Introduction

This course introduces students to the core principles and methods of pattern recognition, with a particular emphasis on statistical learning techniques for classification (30 hours). It provides a solid theoretical foundation complemented by practical implementation using Python and the Scikit-learn library. Students will learn to evaluate classification models and apply them to real-world data.

  • Luis Baumela, 15h
  • Roberto Valle, 15h

Unit 1: Introduction to Pattern Recognition

This unit sets the foundations of the course:

  • Definition and scope of pattern recognition.
  • Motivation and real-world applications.
  • Euclidean distance classifier as a baseline approach.

Unit 2: Statistical Foundations of Classification

Focuses on the probabilistic perspective for classification:

  • Bayesian decision theory.
  • Parametric generative classifiers (e.g., Gaussian models).
  • Non-parametric classifiers (e.g., k-NN, Parzen windows).

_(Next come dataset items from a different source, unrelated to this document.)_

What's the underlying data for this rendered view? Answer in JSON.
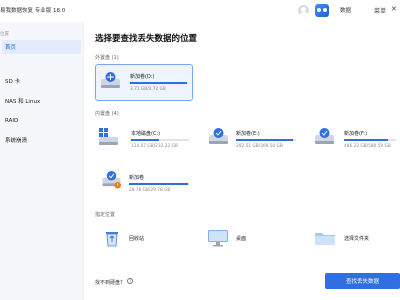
{
  "titlebar": {
    "app_title": "易我数据恢复 专业版 18.0",
    "data_label": "数据",
    "minimize_label": "菜单",
    "close_label": "✕"
  },
  "sidebar": {
    "section_top": "位置",
    "items": [
      {
        "label": "首页",
        "active": true
      },
      {
        "label": "SD 卡"
      },
      {
        "label": "NAS 和 Linux"
      },
      {
        "label": "RAID"
      },
      {
        "label": "系统崩溃"
      }
    ]
  },
  "main": {
    "title": "选择要查找丢失数据的位置",
    "external_section": "外置盘 (1)",
    "internal_section": "内置盘 (4)",
    "specific_section": "指定位置",
    "external_drives": [
      {
        "name": "新加卷(D:)",
        "size": "3.71 GB/3.72 GB",
        "fill": 0.99
      }
    ],
    "internal_drives": [
      {
        "name": "本地磁盘(C:)",
        "size": "114.07 GB/232.22 GB",
        "fill": 0.49
      },
      {
        "name": "新加卷(E:)",
        "size": "292.51 GB/309.50 GB",
        "fill": 0.95
      },
      {
        "name": "新加卷(F:)",
        "size": "486.23 GB/580.59 GB",
        "fill": 0.84
      },
      {
        "name": "新加卷",
        "size": "29.76 GB/29.78 GB",
        "fill": 0.99
      }
    ],
    "locations": [
      {
        "name": "回收站"
      },
      {
        "name": "桌面"
      },
      {
        "name": "选择文件夹"
      }
    ]
  },
  "footer": {
    "missing_link": "找不到硬盘?",
    "help": "?",
    "scan_button": "查找丢失数据"
  },
  "colors": {
    "accent": "#2f6fe0",
    "sidebar_bg": "#f6f7fa",
    "selected_bg": "#eef3fd"
  }
}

Unit 3: Classifier Evaluation

Covers key methods to assess model performance:

  • Confusion matrix, accuracy, precision, recall.
  • Cross-validation techniques.
  • ROC curves and AUC.

Unit 4: Dimensionality Reduction

Techniques to manage high-dimensional data and improve model efficiency:

  • Feature selection vs. feature transformation.
  • Principal Component Analysis (PCA).
  • Linear Discriminant Analysis (LDA).

Unit 5: Discriminative Classifiers

Introduction to widely used discriminative models:

  • Logistic regression.
  • Support Vector Machines (SVM).
  • Decision boundaries and margin-based learning.

Unit 6: Unsupervised Classification

Explores clustering methods for structure discovery in unlabeled data:

  • K-means clustering.
  • Hierarchical clustering.
  • Evaluation of clustering quality.